- Born: 1905 Christchurch, New Zealand
- Died: 14 May 2007 (aged 101–102) Hampstead, London
- Education: Canterbury College School of Art; Chelsea School of Art; Royal College of Art;
- Known for: Painting
- Spouse: Marian Kratochwil

= Kathleen Browne (artist) =

New Zealand artist and teacher (1905–2007)

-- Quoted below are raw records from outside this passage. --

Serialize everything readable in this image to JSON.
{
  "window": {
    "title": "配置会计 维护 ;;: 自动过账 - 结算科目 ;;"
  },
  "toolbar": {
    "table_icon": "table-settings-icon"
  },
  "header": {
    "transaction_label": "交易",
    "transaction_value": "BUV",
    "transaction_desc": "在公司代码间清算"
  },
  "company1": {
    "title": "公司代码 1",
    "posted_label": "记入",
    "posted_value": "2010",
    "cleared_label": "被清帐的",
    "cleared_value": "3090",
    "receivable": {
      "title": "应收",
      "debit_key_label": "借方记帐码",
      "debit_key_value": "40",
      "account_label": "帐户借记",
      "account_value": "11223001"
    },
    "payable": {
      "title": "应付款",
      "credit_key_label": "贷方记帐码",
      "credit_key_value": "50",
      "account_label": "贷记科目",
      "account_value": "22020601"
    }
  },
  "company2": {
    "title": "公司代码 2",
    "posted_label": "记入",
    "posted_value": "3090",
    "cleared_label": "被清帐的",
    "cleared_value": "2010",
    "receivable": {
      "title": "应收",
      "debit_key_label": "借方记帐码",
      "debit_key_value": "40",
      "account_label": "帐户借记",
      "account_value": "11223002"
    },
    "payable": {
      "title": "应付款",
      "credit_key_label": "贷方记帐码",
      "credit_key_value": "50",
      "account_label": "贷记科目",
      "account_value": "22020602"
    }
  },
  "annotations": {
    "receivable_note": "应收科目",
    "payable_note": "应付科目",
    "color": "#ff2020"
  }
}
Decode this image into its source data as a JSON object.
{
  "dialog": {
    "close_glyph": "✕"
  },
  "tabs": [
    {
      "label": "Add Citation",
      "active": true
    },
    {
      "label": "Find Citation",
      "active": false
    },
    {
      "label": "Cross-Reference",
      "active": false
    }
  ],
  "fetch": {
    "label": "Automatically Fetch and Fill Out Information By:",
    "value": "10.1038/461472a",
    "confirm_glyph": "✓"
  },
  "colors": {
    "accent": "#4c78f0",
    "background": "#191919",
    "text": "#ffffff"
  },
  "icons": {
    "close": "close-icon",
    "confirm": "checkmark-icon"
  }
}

Kathleen Browne (1905 – 14 May 2007) was a New Zealand-born artist and teacher who established her artistic career in the United Kingdom.

==Biography==
Browne was born in Christchurch in New Zealand and studied at the Canterbury College School of Art between 1920 and 1924. Browne taught in New Zealand before, in 1931, moving to England where she trained at the Chelsea School of Art during 1932 and 1933 and then at the Royal College of Art in 1934. In 1947, she won a bronze medal at the Paris Salon. Browne taught art at various school and colleges until 1949 when she established her own school with her future husband the artist Marian Kratochwil, (1906–1997), in Chelsea. In 1950, she was part of a three-artist exhibition at the Prince Galitzine Gallery. She retired from teaching in 1979 to focus on her own painting, particularly of portraits. She and her husband shared a retrospective exhibition at the Polish Cultural Institute in 1994. She was a member of the Senefelder Club of lithographers and printmakers and the Graphic Arts Society. She was also a member of the Women's International Art Club and regularly exhibited with the Royal Academy, the Royal Scottish Academy and the Royal Society of British Artists. The British Museum holds a number of prints and drawings by Browne. The National Portrait Gallery in London has her portrait of Arnold Dolmetsch in its collection.